The San Mateo County Times reported Monday that developer DMB Associates has worked a deal with Nickel Family LLC, a longtime Kern County family farming collective, to secure water for the 12,000-home Saltworks development between San Francisco and San Jose.
Nickel family spokesman Jim Nickel said an annual entitlement of 8,393 acre feet -- roughly 2.7 million gallons -- has been leased to DMB for 35 years, with provisions for another 35-year extension.
The Saltworks project would, the San Mateo Times reported, receive about 591 million gallons a year of Sacramento-San Joaquin River Delta water as part of the DMB deal with the Nickel family.

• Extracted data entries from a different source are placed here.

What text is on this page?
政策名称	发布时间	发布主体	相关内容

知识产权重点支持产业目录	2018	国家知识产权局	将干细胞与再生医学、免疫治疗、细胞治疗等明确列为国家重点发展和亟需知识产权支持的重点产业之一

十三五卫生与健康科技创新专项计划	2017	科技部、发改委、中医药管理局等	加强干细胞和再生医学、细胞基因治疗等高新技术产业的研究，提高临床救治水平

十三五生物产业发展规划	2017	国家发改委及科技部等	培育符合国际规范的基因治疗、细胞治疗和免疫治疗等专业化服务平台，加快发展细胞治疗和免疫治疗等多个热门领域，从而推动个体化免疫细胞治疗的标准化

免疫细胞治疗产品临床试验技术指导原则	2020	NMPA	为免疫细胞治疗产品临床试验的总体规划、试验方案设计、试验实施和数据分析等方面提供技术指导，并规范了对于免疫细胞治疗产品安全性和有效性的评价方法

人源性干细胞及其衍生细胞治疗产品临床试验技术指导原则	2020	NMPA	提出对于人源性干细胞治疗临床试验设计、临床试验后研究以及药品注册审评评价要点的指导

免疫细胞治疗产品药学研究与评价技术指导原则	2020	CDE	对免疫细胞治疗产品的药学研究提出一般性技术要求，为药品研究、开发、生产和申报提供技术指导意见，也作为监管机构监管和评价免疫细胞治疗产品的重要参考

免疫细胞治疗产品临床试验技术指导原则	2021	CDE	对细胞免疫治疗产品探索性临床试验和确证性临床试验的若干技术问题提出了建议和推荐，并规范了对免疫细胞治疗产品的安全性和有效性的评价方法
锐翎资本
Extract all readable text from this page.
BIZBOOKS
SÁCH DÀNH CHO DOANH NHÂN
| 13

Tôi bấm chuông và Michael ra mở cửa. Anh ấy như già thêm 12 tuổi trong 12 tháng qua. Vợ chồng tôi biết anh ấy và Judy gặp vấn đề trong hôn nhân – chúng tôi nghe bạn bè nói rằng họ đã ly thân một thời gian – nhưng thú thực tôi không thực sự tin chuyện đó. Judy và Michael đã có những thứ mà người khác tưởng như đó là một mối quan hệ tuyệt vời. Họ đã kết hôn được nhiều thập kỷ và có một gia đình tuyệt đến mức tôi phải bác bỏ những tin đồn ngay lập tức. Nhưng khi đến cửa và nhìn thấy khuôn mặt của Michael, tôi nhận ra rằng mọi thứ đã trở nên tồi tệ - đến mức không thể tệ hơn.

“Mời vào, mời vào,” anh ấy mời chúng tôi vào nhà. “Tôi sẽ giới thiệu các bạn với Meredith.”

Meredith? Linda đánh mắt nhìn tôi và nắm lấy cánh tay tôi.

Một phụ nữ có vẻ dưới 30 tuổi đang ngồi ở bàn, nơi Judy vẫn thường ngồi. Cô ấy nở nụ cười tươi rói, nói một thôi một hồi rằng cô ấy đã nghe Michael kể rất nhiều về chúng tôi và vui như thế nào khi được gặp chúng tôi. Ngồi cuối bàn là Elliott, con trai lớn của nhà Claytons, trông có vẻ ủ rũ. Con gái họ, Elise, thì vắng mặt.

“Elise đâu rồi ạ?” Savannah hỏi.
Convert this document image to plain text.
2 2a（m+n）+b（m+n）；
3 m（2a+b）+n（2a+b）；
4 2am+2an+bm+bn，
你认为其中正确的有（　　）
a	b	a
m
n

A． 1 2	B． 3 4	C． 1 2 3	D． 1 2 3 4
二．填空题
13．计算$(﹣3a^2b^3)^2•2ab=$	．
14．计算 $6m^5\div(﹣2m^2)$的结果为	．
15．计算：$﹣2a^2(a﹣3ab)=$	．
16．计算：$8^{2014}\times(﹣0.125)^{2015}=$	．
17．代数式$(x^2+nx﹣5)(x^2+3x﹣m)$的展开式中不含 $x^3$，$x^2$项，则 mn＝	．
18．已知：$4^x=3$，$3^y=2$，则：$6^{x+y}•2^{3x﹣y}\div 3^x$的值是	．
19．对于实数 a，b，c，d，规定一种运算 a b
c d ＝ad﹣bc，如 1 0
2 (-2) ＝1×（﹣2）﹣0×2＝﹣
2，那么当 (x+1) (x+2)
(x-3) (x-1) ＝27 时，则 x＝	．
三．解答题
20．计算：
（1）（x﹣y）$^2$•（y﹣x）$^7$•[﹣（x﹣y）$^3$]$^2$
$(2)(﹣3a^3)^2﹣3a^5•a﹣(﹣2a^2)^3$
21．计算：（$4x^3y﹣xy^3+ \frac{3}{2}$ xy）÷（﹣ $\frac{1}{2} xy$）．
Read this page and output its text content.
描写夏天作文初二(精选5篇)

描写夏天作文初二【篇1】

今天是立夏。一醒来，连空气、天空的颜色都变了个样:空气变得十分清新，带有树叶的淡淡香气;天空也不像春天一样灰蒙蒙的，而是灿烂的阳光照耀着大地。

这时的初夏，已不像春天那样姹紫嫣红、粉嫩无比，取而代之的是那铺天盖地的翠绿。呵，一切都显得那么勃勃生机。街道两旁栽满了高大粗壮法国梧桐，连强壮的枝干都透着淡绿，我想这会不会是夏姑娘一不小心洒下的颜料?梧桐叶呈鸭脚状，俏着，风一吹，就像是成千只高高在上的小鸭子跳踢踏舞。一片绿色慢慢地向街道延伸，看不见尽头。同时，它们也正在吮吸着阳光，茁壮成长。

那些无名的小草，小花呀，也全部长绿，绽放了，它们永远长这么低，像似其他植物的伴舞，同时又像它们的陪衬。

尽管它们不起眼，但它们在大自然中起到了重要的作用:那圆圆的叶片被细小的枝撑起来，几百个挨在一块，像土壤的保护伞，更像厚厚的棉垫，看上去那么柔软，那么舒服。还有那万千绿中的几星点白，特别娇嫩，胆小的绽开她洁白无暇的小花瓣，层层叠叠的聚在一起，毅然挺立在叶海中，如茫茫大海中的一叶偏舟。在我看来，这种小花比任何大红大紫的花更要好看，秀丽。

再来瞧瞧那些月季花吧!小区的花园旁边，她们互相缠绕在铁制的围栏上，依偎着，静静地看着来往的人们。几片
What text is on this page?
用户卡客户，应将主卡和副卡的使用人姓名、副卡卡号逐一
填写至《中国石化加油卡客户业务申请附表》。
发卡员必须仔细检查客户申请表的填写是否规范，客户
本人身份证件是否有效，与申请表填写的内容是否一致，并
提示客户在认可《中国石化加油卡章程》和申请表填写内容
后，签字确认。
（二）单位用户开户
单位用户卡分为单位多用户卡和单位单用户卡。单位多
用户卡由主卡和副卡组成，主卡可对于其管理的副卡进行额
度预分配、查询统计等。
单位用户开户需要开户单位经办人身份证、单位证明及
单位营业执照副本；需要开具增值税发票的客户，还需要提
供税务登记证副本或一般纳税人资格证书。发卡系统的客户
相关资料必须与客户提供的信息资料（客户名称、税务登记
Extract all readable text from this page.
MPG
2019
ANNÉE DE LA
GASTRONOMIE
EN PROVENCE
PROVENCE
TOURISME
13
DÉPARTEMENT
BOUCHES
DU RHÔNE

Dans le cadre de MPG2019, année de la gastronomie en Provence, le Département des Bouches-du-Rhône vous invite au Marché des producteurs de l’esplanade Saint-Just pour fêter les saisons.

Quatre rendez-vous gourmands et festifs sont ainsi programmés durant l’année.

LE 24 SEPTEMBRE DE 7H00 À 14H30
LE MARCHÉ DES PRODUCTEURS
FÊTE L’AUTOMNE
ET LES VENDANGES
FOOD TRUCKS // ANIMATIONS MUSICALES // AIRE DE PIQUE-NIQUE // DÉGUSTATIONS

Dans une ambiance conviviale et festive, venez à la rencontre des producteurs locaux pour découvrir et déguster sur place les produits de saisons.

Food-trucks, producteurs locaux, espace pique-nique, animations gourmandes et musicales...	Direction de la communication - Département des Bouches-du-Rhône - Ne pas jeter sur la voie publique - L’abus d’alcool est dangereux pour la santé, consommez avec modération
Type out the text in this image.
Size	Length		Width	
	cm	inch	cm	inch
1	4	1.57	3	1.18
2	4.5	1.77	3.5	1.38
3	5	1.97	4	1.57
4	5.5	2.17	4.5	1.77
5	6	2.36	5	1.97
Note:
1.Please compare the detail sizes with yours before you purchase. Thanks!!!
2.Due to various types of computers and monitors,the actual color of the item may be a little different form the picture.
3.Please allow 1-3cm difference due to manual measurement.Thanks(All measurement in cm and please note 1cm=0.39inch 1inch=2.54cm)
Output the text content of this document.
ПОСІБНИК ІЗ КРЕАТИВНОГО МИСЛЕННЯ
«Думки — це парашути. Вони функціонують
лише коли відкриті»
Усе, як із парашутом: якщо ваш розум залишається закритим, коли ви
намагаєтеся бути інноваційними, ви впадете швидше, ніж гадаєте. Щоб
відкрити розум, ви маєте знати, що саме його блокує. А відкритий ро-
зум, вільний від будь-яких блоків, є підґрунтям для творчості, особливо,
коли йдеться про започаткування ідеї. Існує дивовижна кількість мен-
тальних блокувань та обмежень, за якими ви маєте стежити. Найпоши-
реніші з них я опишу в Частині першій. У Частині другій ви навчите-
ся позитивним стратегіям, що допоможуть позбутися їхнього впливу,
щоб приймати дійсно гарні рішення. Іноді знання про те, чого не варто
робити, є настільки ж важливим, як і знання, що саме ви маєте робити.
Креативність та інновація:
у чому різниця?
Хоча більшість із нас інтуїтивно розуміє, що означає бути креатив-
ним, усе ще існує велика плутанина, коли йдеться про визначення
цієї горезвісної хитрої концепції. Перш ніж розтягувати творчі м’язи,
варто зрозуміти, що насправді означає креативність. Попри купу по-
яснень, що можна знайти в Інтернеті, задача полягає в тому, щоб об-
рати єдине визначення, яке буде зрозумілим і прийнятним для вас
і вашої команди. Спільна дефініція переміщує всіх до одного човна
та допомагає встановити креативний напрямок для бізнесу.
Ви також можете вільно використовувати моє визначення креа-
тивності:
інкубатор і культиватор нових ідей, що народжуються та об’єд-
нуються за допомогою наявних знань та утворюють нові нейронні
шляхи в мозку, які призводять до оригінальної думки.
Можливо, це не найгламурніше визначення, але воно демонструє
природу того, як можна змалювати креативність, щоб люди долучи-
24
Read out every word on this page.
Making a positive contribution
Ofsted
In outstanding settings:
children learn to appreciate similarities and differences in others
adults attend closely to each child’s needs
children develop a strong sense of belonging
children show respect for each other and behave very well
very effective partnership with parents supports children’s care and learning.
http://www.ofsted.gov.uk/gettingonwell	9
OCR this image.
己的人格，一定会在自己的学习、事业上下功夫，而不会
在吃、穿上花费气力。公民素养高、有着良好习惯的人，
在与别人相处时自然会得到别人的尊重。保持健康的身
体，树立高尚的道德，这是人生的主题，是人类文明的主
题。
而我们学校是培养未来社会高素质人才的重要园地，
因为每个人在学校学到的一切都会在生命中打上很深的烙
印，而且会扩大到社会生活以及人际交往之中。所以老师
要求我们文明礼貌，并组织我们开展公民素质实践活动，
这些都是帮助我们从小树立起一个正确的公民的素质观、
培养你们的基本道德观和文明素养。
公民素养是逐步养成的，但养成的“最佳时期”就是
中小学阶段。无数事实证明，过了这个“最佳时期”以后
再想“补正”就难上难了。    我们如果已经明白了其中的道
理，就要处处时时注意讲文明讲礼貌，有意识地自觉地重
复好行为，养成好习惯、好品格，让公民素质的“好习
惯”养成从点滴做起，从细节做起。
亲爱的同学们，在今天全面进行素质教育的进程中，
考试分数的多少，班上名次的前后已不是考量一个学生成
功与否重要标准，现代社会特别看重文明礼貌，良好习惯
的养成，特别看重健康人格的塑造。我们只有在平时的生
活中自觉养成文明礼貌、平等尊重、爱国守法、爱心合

The water, Nickel said, is part of a reliable 10,000 acre feet annual entitlement the family acquired from the Kern County Water Agency in 2000 in exchange for the family's right to an average of 50,000 acre feet of less-reliable "high-flow" water -- which only comes in above-average rainfall years.
Jim Beck of the Kern County Water Agency said the agency delivers stored water and "flood water" from the Friant-Kern Canal and the Kern River to the Nickel family and helps the family arrange water swaps that allow the sale of the water to users across the state.
Jim Nickel said the 2000 water deal with the Water Agency was good for his family and good for the county.
The family wanted a flow of water that was reliable because, he said, "we wanted the ability to get the water on the aqueduct to market it."
But the Kern County Water Agency ultimately was able to capture more Kern River water and store it in Kern County, argued Beck.
Beck stated firmly that the water the agency delivers to the Nickels is "high-flow water that would have otherwise have left the county."
In exchange, Kern County Water Agency is able to capture 40,000 acre feet of water that would have otherwise left the county.
"It's been a great program for Kern County and the water users of the area," Beck said.
Jim Nickel said the family has also sold some of its water allotment to Newhall Land and Farming in Southern California for land development.
DMB Associates is also building the Tejon Mountain Village project in cooperation with Tejon Ranch.
Robert Kunde of the Wheeler-Ridge Maricopa Water Storage District said some of the water from the Nickel rights was offered to Kern County agricultural interests.
But because the water is reliable, Kunde said it is also too expensive for agricultural interests.
"I think it's something like $600 an acre foot," he said. "Agriculture can't afford that kind of water."